La sobreprotección expone a los niños a posible fobia escolar

Son muchos los niños que sufren de lo que se denomina como fobia escolar, un estado que genera un miedo irracional y realmente fuerte al hecho de asistir al colegio, por lo que los pequeños comienzan a librar una batalla diaria contra un rechazo real hacia algo que no solo no pueden evitar sino que deben hacer, que es asistir a la escuela por su educación.

Los síntomas de la fobia escolar por lo general son fuertes cuadros de estrés, de ansiedad, trastornos del sueño, sudoración en las manos, dolor de cabeza o de estómago, temblores, mareos y náuseas entre otras manifestaciones, por lo que el organismo entero se descompensa en lo que es un viceral rechazo a la tarea de asistir al colegio.

Los niños que presentan estas actitudes deben ser diagnosticados y tratados a tiempo ya que se  encuentran en una etapa clave de crecimiento que luego los puede afectar a nivel social y personal conforme vayan creciendo posteriormente.

Lo cierto es que si bien a cualquier niño puede pasarle, se ha tomado en cuenta que aquellos pequeños que reciben una sobreprotección por parte de sus familias son especialmente propensos a sufrir de este tipo de fobia, ya que son los padres los que transmiten cierta inseguridad en planos generales que luego se manifiesta en la única de sus responsabilidades infantiles al estar alejados de su circulo familiar.

Así lo explica el médico adscrito a la Coordinación de Enseñanza e Investigación de los Servicios de Atención Psiquiátrica, Manuel Díaz Domínguez:

“Los niños que tienen más predisposición a padecer este trastorno son aquellos que no han salido de casa, es decir, que no han asistido a estancias infantiles, y nunca se han separado de los padres”.

La fobia también puede desatarse en casos donde el niño encuentra dificultades para hacer amigos, es maltratado por sus compañeros o maestros o relaciona el colegio con algún suceso malo o vergonzoso.
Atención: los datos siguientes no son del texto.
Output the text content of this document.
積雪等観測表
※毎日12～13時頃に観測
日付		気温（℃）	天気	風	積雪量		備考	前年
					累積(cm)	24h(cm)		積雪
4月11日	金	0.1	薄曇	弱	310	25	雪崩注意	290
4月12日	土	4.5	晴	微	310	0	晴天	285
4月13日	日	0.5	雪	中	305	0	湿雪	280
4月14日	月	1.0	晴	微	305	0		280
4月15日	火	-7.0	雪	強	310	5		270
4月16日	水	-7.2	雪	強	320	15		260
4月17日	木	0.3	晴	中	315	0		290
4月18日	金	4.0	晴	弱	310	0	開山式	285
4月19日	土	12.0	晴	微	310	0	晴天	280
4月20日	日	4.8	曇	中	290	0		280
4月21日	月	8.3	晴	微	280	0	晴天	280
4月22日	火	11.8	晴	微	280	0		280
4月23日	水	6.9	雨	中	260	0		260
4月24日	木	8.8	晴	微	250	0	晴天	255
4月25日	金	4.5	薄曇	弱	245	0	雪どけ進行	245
En general los niños que sufren estos cuadros se manejan de forma completamente normal a lo largo de todo el día, solamente retoman los síntomas de su estado cuando se acerca el momento de asistir a clases, su estado mental se pone en alerta y puede ir acompañado de reales dolores físicos y hasta descomposturas generales producto de sus nervios.

En estos casos es necesario que el niño asista al médico para descartar reales causas físicas, muchos padres se niegan a atender a sus niños ya que consideran que mienten o ponen excusas para no ir a la escuela cuando en realidad la causa es mucho más grave. Lo mejor en esos casos es que el niño comience una terapia infantil que lo ayude a superar su fobia, la familia también debera absorver herramientas que los hagan comprender en dónde está su equivocación y qué cosas pueden cambiar en cuanto a sus métodos de crianza.

En algunas ocasiones los especialistas recomiendan tomar ciertas medidas de adaptación, como menor carga horaria escolar para los niños afectados, o la compañía temporal de  alguno de sus padres hasta que consiga adaptarse.